Development of a device for the identification and quantification of cancer stem cells
Regenerative medicine holds great promise for the treatment of a host of human diseases. The remarkable regenerative potential of stem cells puts them at the forefront in terms of options in regenerative medicine. The use of pluripotent stem cells to generate tissue (sometimes called adult) stem cells is one of the most promising strategies for success in development of novel cell-based therapies and diagnostics. However, the generation of tissue stem cells, from pluripotent stem cells, for potential applications must employ laboratory methods for cell generation, maintenance and expansion that increase the risk of generating cancer stem cells. For example, many pluripotent human embryonic stem cell (hESC) lines are known to be contaminated with cells that have undergone cancer-causing mutations. Furthermore, substantial numbers of mice reconstituted with islet cells derived from induced pluripotent cells (iPSCs) developed tumors. Thus, a critical bottle neck in bringing any pluripotent cell-based therapy to the clinic is overcoming our limited ability to identify malignant cells that contaminate cell cultures intended for regenerative medicine.

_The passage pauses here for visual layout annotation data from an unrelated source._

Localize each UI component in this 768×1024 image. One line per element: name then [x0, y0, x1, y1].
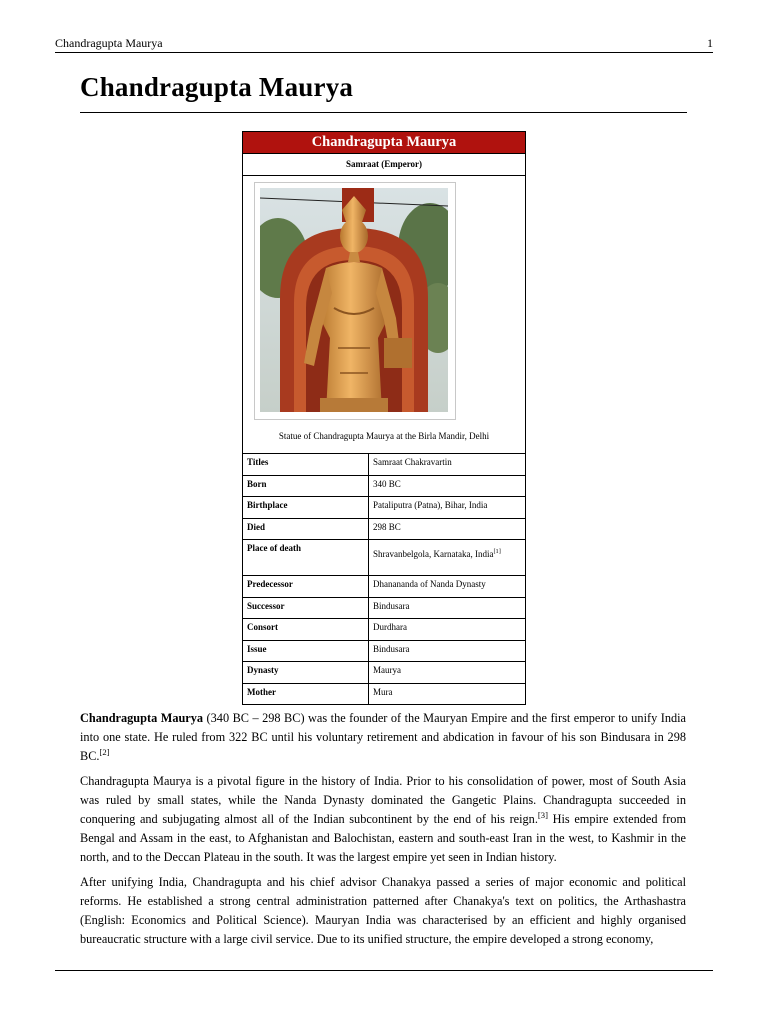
row-value: 298 BC	[369, 518, 526, 540]
statue-image[interactable]	[254, 182, 456, 420]
infobox-row-born	[243, 475, 525, 497]
infobox-row-place-of-death	[243, 540, 525, 576]
infobox-subtitle: Samraat (Emperor)	[243, 154, 525, 176]
row-label: Successor	[243, 597, 369, 619]
row-value: Samraat Chakravartin	[373, 457, 452, 467]
row-value-text: Shravanbelgola, Karnataka, India	[373, 549, 494, 559]
paragraph-text: His empire extended from Bengal and Assam in the east, to Afghanistan and Balochistan, eastern and south-east Iran in the west, to Kashmir in the north, and to the Deccan Plateau in the south. It was the largest empire yet seen in Indian history.	[80, 812, 687, 864]
row-value: Mura	[369, 683, 526, 704]
row-value: Durdhara	[369, 619, 526, 641]
running-header	[55, 36, 713, 53]
row-label: Born	[243, 475, 369, 497]
title-divider	[80, 112, 687, 113]
infobox-row-successor	[243, 597, 525, 619]
infobox-row-predecessor	[243, 576, 525, 598]
infobox-table	[243, 454, 525, 704]
infobox-title: Chandragupta Maurya	[243, 132, 525, 154]
infobox-row-mother	[243, 683, 525, 704]
row-value: 340 BC	[369, 475, 526, 497]
row-label: Place of death	[243, 540, 369, 576]
infobox	[242, 131, 526, 705]
infobox-row-died	[243, 518, 525, 540]
running-header-title: Chandragupta Maurya	[55, 36, 163, 50]
infobox-row-titles	[243, 454, 525, 475]
infobox-image-section	[243, 176, 525, 454]
row-value: Bindusara	[369, 597, 526, 619]
row-label: Dynasty	[243, 662, 369, 684]
row-value: Dhanananda of Nanda Dynasty	[369, 576, 526, 598]
article-body	[80, 709, 686, 955]
infobox-row-consort	[243, 619, 525, 641]
paragraph-1	[80, 709, 686, 766]
row-label: Predecessor	[243, 576, 369, 598]
subject-name: Chandragupta Maurya	[80, 711, 204, 725]
row-label: Titles	[243, 454, 369, 475]
statue-illustration	[260, 188, 448, 412]
footer-divider	[55, 970, 713, 971]
page-title: Chandragupta Maurya	[80, 72, 354, 102]
infobox-row-dynasty	[243, 662, 525, 684]
row-label: Issue	[243, 640, 369, 662]
reference-link[interactable]: [2]	[99, 746, 110, 757]
paragraph-3: After unifying India, Chandragupta and his chief advisor Chanakya passed a series of major economic and political reforms. He established a strong central administration patterned after Chanakya's text on politics, the Arthashastra (English: Economics and Political Science). Mauryan India was characterised by an efficient and highly organised bureaucratic structure with a large civil service. Due to its unified structure, the empire developed a strong economy,	[80, 875, 686, 946]
row-value	[369, 540, 526, 576]
row-value: Pataliputra (Patna), Bihar, India	[369, 497, 526, 519]
row-label: Birthplace	[243, 497, 369, 519]
row-label: Mother	[243, 683, 369, 704]
reference-link[interactable]: [3]	[537, 809, 548, 820]
infobox-row-birthplace	[243, 497, 525, 519]
row-value: Bindusara	[369, 640, 526, 662]
row-value: Maurya	[369, 662, 526, 684]
page-number: 1	[707, 36, 713, 50]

In addition to applications in regenerative medicine, another aspect of stem cell biology has immense potential for novel therapeutic applications. In order to develop a clearer understanding of breast cancer biology, our group has begun to apply the principles of stem cell biology to breast cancer in humans. Data generated from our laboratory has demonstrated that many common cancer tumors contain populations of tumorigenic, immortal, cancer stem cells (CSCs), as well as and non-tumorigenic cancer cells. Indeed, as few as 100 CSCs were able to form tumors when injected into immunodeficient mice and these resultant lesions contained the full, phenotypically-heterogeneous population of CSCs and non-tumorigenic cancer cells found in the patient’s original malignancy. Since our evidence suggested that stem cells drive tumor development, we hypothesized that resistance of the CSCs would contribute to relapse after cytoxic radiotherapy and chemotherapy. This prediction has now been borne out. Recently, using single cell analyses of stem cell pathways, we have developed a novel way that should make it possible to accurately identify and count cancer stem cells in both pluripotent stem cell cultures and biopsy specimens. This opens the door to a rapid and simple assay that could be used to quickly determine the risk and effectiveness of a treatment regimen for an individual patient.
This research has the potential to significantly benefit the State of California and its citizens. First, this research could solve a potentially serious complication for the use of stem cells in the clinic. For example, transplantation of insulin-producing cells has the potential to cure diabetes. However, there is a risk that the laboratory grown cells used for such treatments could become cancerous. If successful, our studies will reduce this risk and thus help to enable clinical trials to proceed with less risk of this serious complication. Next, this research should lead to a new diagnostic that can be used to optimize the therapy that a patient with cancer receives. This would reduce the side effects that a patient is exposed to and would increase the chances that a particular treatment will be effective. Finally, if these projects are successful, they will generate new instrumentation that must be commercialized. This will lead to more high-paying jobs for the State of California.